Chandra hampir mirip bidadari. Cantiknya, anggunnya, menawannya. Semuanya betul seperti milik seorang bidadari. Julio selalu mencari-cari kesempatan untuk dapat melampiaskan dendamnya tapi ia tak punya kesempatan itu. Chandra yang selalu ceria itu pasti menghindar ketika berjumpa Julio. Chandra tak ingin dirinya dan milik paling berharga darinya diambil oleh makhluk tak bertanggung jawab seperti Julio. Ia ingin jadi bulan yang menerangi perjalanan hidup manusia sehingga ia harus selalu ceria supaya cahayanya tak redup. Kalau miliknya itu diambil orang tak bertanggungjawab, pastilah ia merasakan duka, duka yang membuat cahayanya redup.

Chandra amat membenci Julio. Apakah ayahnya yang membuat ia tercipta juga seperti Julio yang hanya membutuhkan tempat memuaskan diri? Akh...mudah-mudahan itu cuma pikirannya. Kalau memang ayahnya seperti Julio, ia akan menekan rasa ingin tahunya bahkan lebih baik ia tak mengenal ayahnya. Tapi, siapakah orang yang harus ia sapa ayah? Tanya terus bergelayut. Mungkin sampai ia pulang pada Yang Mahaada ia tak tahu jawabnya.

* * *

Chandra tergesa menyusuri lorong sempit di belakang sekolah. Ia baru saja bertemu pandang dengan Julio. Julio mengejarnya. Ia menghindar karena ia takut. Ia tahu pasti Julio punya niat jahat. Tatapan Julio tadi betul-betul tatapan ganas. Chandra terus menoleh ke belakang dan…ia menabrak seseorang. Julio. Chandra berbalik arah tapi dari arah yang lain muncul seorang teman Julio yang tak dikenalnya.

“Julio, apa maumu?” Chandra bertanya dengan suara kasar. Ia menatap tajam ke arah Julio.

“Kamu pasti tahu apa mauku!” jawab Julio pendek.

“Julio aku…aku…,” ujaran Chandra disambut tawa mengerikan Julio.

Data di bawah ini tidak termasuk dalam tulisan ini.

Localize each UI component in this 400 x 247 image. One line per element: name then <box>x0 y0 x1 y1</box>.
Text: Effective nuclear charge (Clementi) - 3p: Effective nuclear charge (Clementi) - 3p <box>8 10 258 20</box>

“Akan kubuat kau jadi pelacur. Chandra sebaiknya kamu menurut saja. Kami akan membawamu ke hotel mewah dan di sana kita bisa bersenang-senang. Kamu mau kan ?”

“ Julio, anjing kau! Kau kira…” kata-kata Chandra terpotong karena satu tamparan keras menghantamnya. Lalu teman Julio memeluk Chandra dari belakang dan membekap mulutnya. Chandra memberontak tetapi ia tak sanggup karena ia sudah diangkat dan dibawa menuju ke kelas. Sekolah sudah sepi. Kebinatangan Julio dan temannya tak terukur. Mereka menelanjangi Chandra lalu mulai…ya, mereka bergantian sampai berkali-kali. Mengerikan sekali.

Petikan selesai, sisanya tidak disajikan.